Question

An analytical chemist determines that an estuarine water sample contains 1.5 g/liter of sulfate ion (SO4 2). What is the concentration in terms of:(a) g/L of sulfur?(b) Molar concentration of sulfate?(c) Normality?

Answer 1

Step-by-step explanation:

It is known that molar mass of
`SO^(2-)_(4)` is as follows.

Molar mass =
`32 + (4 * 16)`

= 96 g/mol

It is given that the concentration of
`SO^(2-)_(4)` is 1.5 g/L.

(a) As 96 g of
`SO^(2-)_(4)` contains 32 grams of Sulfur in 1 L. And, 1.5 g of
`SO^(2-)_(4)` contains x grams of sulfur in 1 L.
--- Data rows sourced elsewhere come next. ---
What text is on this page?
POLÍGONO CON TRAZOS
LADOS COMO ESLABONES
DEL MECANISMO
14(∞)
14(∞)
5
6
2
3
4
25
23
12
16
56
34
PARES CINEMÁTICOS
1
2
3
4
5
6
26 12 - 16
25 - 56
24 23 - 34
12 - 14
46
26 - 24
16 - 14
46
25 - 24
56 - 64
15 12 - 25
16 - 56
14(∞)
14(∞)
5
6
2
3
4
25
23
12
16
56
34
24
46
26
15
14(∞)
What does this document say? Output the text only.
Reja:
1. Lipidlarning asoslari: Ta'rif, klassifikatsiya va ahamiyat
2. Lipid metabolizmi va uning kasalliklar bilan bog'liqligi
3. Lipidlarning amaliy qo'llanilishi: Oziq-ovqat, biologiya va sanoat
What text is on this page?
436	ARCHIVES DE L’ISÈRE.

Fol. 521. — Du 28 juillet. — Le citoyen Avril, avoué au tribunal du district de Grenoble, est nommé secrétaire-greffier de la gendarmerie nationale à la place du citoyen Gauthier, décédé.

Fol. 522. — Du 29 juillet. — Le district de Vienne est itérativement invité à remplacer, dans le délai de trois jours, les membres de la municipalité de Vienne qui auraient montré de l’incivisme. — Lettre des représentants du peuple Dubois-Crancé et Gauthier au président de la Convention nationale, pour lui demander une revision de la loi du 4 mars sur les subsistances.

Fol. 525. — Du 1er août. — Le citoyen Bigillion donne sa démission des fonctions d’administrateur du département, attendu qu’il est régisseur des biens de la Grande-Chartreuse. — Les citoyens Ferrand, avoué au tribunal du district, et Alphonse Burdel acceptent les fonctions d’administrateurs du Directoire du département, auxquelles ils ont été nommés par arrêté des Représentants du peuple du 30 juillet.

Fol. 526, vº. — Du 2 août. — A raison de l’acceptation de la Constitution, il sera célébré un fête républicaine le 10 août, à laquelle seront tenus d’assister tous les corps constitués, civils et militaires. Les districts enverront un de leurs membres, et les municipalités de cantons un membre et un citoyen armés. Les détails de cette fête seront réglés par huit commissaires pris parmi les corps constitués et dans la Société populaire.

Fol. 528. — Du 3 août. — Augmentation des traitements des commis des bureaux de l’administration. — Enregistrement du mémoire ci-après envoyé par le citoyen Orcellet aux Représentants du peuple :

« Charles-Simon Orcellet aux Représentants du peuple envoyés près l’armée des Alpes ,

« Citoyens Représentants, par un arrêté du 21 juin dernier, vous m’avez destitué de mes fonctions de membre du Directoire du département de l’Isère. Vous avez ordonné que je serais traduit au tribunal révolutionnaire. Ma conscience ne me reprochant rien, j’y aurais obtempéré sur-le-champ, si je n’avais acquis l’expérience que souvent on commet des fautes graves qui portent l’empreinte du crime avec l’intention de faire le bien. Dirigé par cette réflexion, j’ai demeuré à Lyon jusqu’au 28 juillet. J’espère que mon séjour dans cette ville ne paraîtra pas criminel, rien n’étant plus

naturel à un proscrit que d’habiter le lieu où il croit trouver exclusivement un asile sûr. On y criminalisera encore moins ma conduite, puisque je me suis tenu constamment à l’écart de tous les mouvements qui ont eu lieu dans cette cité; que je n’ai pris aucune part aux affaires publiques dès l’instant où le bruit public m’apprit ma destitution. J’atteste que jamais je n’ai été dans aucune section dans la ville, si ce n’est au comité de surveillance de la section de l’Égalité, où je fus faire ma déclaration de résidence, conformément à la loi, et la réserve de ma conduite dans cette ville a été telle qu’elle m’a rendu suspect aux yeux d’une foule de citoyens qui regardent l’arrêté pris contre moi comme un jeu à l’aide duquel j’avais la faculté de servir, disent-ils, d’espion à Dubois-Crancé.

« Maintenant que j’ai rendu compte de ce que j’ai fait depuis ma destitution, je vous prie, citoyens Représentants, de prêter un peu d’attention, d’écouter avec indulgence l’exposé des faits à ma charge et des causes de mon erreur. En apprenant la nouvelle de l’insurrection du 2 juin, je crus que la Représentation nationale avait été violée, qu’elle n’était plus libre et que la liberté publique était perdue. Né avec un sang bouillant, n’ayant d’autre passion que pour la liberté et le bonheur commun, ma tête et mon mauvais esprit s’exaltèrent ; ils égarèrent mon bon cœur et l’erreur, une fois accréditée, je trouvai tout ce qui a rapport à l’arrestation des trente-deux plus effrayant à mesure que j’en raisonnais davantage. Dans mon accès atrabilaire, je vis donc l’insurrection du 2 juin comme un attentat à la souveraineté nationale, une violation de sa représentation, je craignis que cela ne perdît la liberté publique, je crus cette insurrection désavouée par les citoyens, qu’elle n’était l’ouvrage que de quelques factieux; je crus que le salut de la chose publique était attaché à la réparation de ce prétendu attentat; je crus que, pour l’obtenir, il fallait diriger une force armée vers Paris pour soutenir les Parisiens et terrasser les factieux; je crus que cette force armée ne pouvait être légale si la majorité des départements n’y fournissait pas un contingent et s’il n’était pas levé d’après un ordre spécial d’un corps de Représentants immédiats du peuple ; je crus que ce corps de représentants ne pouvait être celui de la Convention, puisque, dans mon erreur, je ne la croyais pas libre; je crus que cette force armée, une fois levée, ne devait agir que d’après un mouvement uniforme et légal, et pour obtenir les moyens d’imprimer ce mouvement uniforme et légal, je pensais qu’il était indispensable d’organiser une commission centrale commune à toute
Therefore, value of x is calculated as follows.

x =
`(1.5 * 32)/(96)`

= 0.5 g/L

Hence, the concentration of sulfur is 0.5 g/L.

(b) Now, calculate the molar concentration of sulfur as follows.

Molarity =
`\frac{\text{conc. of sulfate}}{\text{molar mass of SO^(2-)_(4)}}`

=
`(1.5 g/L)/(96 g/mol)`

= 0.0156 M

Therefore, the molarity of given sample is 0.0156 M.

(c) Calculate the normality as follows.

Equivalent mass of
`SO^(2-)_(4)` =
`(96)/(2)`

= 48 g/mol

Normality =
`(conc. of SO^(2-)_(4) in g/L)/(equivalent mass of SO^(2-)_(4))`

=
`(1.5 g/L)/(48 g/mol)`

= 0.03125 N

Hence, the normality of given sample is 0.03125 N.